Christmas was a dull day for many of Zimbabwe’s civil servants who did not receive their December as expected to buy food, gifts or anything else for their households and families.
Earlier promises by the country’s government to pay some of its workers, like teachers, their salaries and end of year bonuses before Christmas, were dashed with an announcement that payments would only be processed on Tuesday, December 29th, while other civil servants like nurses and other government workers, would only be paid on Tuesday, January 5th, 2016.
Richard Gundane, chairman of the Apex Council, which represents government workers, said workers are frustrated by the delays.
“It’s a very unwelcome development,” Gundane said. “A lot of the workers have been speaking out, a lot of the unions have been speaking out, against this.”
Despite their delayed salaries, Gundane said many are still hopeful of getting their promised bonuses, as well.
“We keep on anticipating that there will be a bonus. We have been talking about this in the past two months, we have been talking to government, that they come out clear and clean on the dates when these bonuses are going to be paid.”

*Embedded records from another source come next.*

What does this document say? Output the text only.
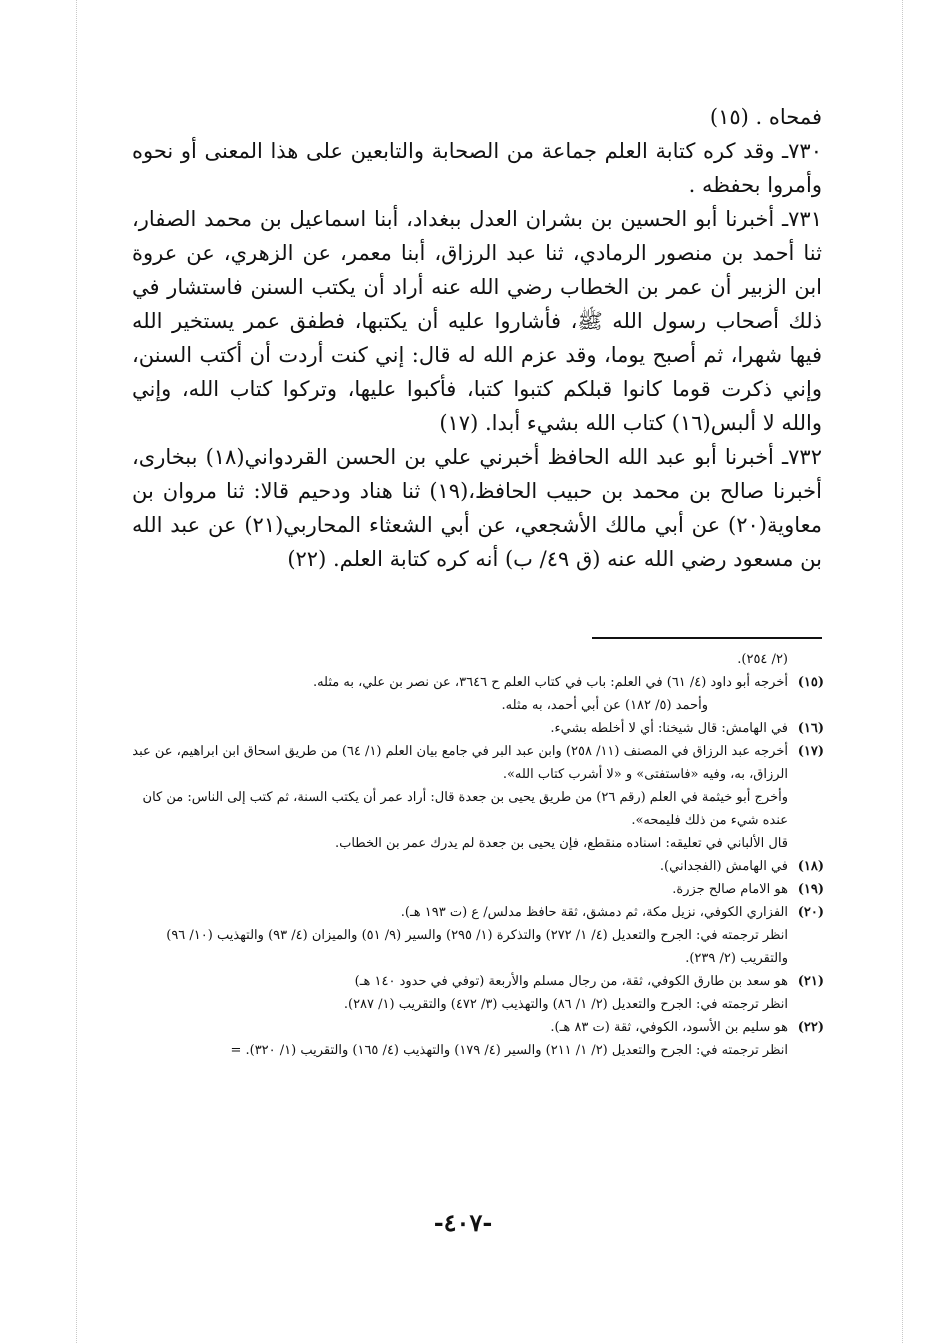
فمحاه . (١٥)

٧٣٠ـ وقد كره كتابة العلم جماعة من الصحابة والتابعين على هذا المعنى أو نحوه وأمروا بحفظه .

٧٣١ـ أخبرنا أبو الحسين بن بشران العدل ببغداد، أبنا اسماعيل بن محمد الصفار، ثنا أحمد بن منصور الرمادي، ثنا عبد الرزاق، أبنا معمر، عن الزهري، عن عروة ابن الزبير أن عمر بن الخطاب رضي الله عنه أراد أن يكتب السنن فاستشار في ذلك أصحاب رسول الله ﷺ، فأشاروا عليه أن يكتبها، فطفق عمر يستخير الله فيها شهرا، ثم أصبح يوما، وقد عزم الله له قال: إني كنت أردت أن أكتب السنن، وإني ذكرت قوما كانوا قبلكم كتبوا كتبا، فأكبوا عليها، وتركوا كتاب الله، وإني والله لا ألبس(١٦) كتاب الله بشيء أبدا. (١٧)

٧٣٢ـ أخبرنا أبو عبد الله الحافظ أخبرني علي بن الحسن القردواني(١٨) ببخارى، أخبرنا صالح بن محمد بن حبيب الحافظ،(١٩) ثنا هناد ودحيم قالا: ثنا مروان بن معاوية(٢٠) عن أبي مالك الأشجعي، عن أبي الشعثاء المحاربي(٢١) عن عبد الله بن مسعود رضي الله عنه (ق ٤٩/ ب) أنه كره كتابة العلم. (٢٢)

(٢/ ٢٥٤).
(١٥)
أخرجه أبو داود (٤/ ٦١) في العلم: باب في كتاب العلم ح ٣٦٤٦، عن نصر بن علي، به مثله.
وأحمد (٥/ ١٨٢) عن أبي أحمد، به مثله.
(١٦)
في الهامش: قال شيخنا: أي لا أخلطه بشيء.
(١٧)
أخرجه عبد الرزاق في المصنف (١١/ ٢٥٨) وابن عبد البر في جامع بيان العلم (١/ ٦٤) من طريق اسحاق ابن ابراهيم، عن عبد الرزاق، به، وفيه «فاستفتى» و «لا أشرب كتاب الله».
وأخرج أبو خيثمة في العلم (رقم ٢٦) من طريق يحيى بن جعدة قال: أراد عمر أن يكتب السنة، ثم كتب إلى الناس: من كان عنده شيء من ذلك فليمحه».
قال الألباني في تعليقه: اسناده منقطع، فإن يحيى بن جعدة لم يدرك عمر بن الخطاب.
(١٨)
في الهامش (الفجداني).
(١٩)
هو الامام صالح جزرة.
(٢٠)
الفزاري الكوفي، نزيل مكة، ثم دمشق، ثقة حافظ مدلس/ ع (ت ١٩٣ هـ).
انظر ترجمته في: الجرح والتعديل (٤/ ١/ ٢٧٢) والتذكرة (١/ ٢٩٥) والسير (٩/ ٥١) والميزان (٤/ ٩٣) والتهذيب (١٠/ ٩٦) والتقريب (٢/ ٢٣٩).
(٢١)
هو سعد بن طارق الكوفي، ثقة، من رجال مسلم والأربعة (توفي في حدود ١٤٠ هـ)
انظر ترجمته في: الجرح والتعديل (٢/ ١/ ٨٦) والتهذيب (٣/ ٤٧٢) والتقريب (١/ ٢٨٧).
(٢٢)
هو سليم بن الأسود، الكوفي، ثقة (ت ٨٣ هـ).
انظر ترجمته في: الجرح والتعديل (٢/ ١/ ٢١١) والسير (٤/ ١٧٩) والتهذيب (٤/ ١٦٥) والتقريب (١/ ٣٢٠). =
-٤٠٧-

But some Zimbabwean economists doubt whether civil servants will get their salaries at all, never mind bonuses, because they say, government is broke.
Independent economic analyst Phillip Chichoni said the company closures or underperforming companies in general are not able to pay their taxes which the government counts on for revenue. He said while a lot of money is circulating in the informal sector, it’s no good for the government as it has not structured a way to collect taxes from it.
“The money which is flowing in the informal market does not belong to the government. It’s citizens’ money from their own bills,” explained Chichoni. “The government can only get money from taxes, so if companies are not making profit, they don’t pay much tax so there is no way the government can raise money without getting tax money.”
As for getting money from the informal market, Chichoni said for now that is a far stretch.
“The problem is that the informal market does not pay taxes.” Chichoni said the government’s only option here is to “find a way to tax the informal market.”
Another independent economic commentator, Rejoice Ngwenya, said the government has to find a way to generate money to pay employees and better run its affairs, in addition to collecting taxes.
“We should generate enough revenue for this government to sustain itself,” said Ngwenya. “A $4 billion budget that was done by [Finance Minister Patrick] Chinamasa a month ago, $3.8-billion was going to civil servants but the money was not there, it was a theoretical budget. It shows how clueless this regime is,” Ngwenya said.
Company closures as well as government and private company layoffs this year have left an estimated 85 percent of the population unemployed, though government argues its just 10 percent. With so little coming from the traditional sources of revenue, economists are pushing for government to do more to alleviate the crisis, which they say could persist for several years to come.
Ngwenya argued the key to resolving the crisis, from the general economy to paying worker salaries, is in the policies that the government needs to implement, given the fact that options such as borrowing money from creditors or printing money, are off the table.
“The problem is not the government’s inability to attract money, the problem is in the inability of this government to create policies that are conducive to create a civilized monetary environment,” said Ngwenya.
Whatever the argument or reason for government’s inability to pay its workers, many workers are holding their breath, as they await Tuesday’s stated pay date, hoping to have cash in hand to at least celebrate the new year.